Polyaniline–Zn0.2Mn0.8 Fe2O4 ferrite core–shell composite: Preparation, characterization and properties

• Polyaniline/Zn0.2Mn0.2Fe2O4 nanocomposite was synthesized and characterized by XRD, FTIR, SEM, TEM, UV–vis and TGA.
• Composite showed thermal stability, electrical, optical and magnetic properties controlled by the ferrite content.
• Nanocomposite purified dye wasted water with high efficiency.

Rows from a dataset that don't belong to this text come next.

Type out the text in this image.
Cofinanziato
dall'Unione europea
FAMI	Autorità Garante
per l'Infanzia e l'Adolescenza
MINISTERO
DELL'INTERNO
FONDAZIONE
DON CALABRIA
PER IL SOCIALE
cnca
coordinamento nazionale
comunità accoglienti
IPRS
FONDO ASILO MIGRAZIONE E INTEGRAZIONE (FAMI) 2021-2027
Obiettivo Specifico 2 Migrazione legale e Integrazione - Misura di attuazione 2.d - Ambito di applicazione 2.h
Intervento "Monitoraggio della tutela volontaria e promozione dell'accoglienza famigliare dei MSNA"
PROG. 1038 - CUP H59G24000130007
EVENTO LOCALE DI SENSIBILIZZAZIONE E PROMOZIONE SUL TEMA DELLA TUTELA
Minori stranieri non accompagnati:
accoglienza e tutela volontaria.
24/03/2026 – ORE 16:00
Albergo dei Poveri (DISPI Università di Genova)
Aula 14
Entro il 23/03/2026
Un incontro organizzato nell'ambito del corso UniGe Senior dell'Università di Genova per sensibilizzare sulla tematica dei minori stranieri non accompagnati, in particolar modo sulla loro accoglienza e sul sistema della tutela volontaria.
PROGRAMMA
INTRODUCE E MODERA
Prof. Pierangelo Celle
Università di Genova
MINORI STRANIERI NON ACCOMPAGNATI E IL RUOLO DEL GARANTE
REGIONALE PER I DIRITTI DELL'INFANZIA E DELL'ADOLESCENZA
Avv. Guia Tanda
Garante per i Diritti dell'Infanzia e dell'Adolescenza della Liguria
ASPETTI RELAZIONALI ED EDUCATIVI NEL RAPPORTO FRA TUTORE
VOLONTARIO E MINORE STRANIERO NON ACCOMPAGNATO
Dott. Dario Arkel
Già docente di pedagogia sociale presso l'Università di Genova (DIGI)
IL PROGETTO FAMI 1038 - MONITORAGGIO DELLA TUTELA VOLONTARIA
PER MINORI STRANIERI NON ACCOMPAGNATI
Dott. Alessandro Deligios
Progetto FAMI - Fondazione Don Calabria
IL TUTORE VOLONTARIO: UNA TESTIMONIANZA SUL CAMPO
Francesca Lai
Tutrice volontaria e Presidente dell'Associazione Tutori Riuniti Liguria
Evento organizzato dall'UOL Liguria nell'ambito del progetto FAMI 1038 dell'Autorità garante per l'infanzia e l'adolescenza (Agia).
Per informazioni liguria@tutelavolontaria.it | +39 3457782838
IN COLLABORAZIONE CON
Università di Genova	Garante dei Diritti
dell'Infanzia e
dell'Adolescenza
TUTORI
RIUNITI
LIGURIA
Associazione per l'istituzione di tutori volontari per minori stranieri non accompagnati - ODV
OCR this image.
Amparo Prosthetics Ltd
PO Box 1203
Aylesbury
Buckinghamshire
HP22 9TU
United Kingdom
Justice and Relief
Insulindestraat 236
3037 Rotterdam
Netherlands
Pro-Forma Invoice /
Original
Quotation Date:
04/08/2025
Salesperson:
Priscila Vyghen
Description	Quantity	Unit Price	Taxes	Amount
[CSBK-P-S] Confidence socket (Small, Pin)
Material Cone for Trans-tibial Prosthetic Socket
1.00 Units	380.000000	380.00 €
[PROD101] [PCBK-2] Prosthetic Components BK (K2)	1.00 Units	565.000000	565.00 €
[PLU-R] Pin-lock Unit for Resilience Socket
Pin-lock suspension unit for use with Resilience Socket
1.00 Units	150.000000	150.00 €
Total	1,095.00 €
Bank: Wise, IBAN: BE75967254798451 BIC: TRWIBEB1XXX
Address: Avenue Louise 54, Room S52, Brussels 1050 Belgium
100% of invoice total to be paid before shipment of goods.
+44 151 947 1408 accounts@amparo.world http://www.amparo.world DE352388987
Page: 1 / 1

• Composite is tested as gases sensors.

Zn0.2Mn0.8Fe2O4 ferrite nanoparticles coated with polyaniline, forming a composite structure, were synthesized by in situ chemical oxidation polymerization at different ferrite weight ratio (PANI/ZnMn ferrite = 30% and 50%). The ZnMn ferrite nanoparticles were prepared by the sol–gel combustion method using metal nitrates as precursors. The structure, morphology, electrical, gas sensing and magnetic property of the ferrite and composite samples were characterized by XRD, FT-IR, TEM, TGA, VSM, LCR instrument and sensing measurements. The results of XRD, FTIR and UV–vis spectra confirmed the formation of ZnMn ferrite/PANI composites. TEM study showed that the composites exhibited the core–shell structure. The results of TGA showed that ZnMn ferrite particles improved the thermal stability of composites indicated the existence of some interactions at the interface of polyaniline macromolecule and ZnMn particle, which influences the physical and chemical properties of the composite. The nanocomposites under applied magnetic field exhibited the hysteresis loops of superparamagnetic nature at room temperature. The ac conductivity and dielectric properties were studied in the frequency range from 102 to 107 Hz. The electronic and magnetic properties of the nanocomposites were tailored by controlling the ferrite content. The adsorption efficiency of the materials to remove toxic dye from waste water was also tested at different pH and it was found that the composite containing 50 wt% ZnMnFe2O4 exhibit excellent adsorption at pH 8. The nanocomposites have been also investigated as sensors for each of NH3, chloroform and acetone vapors in ppm level concentration.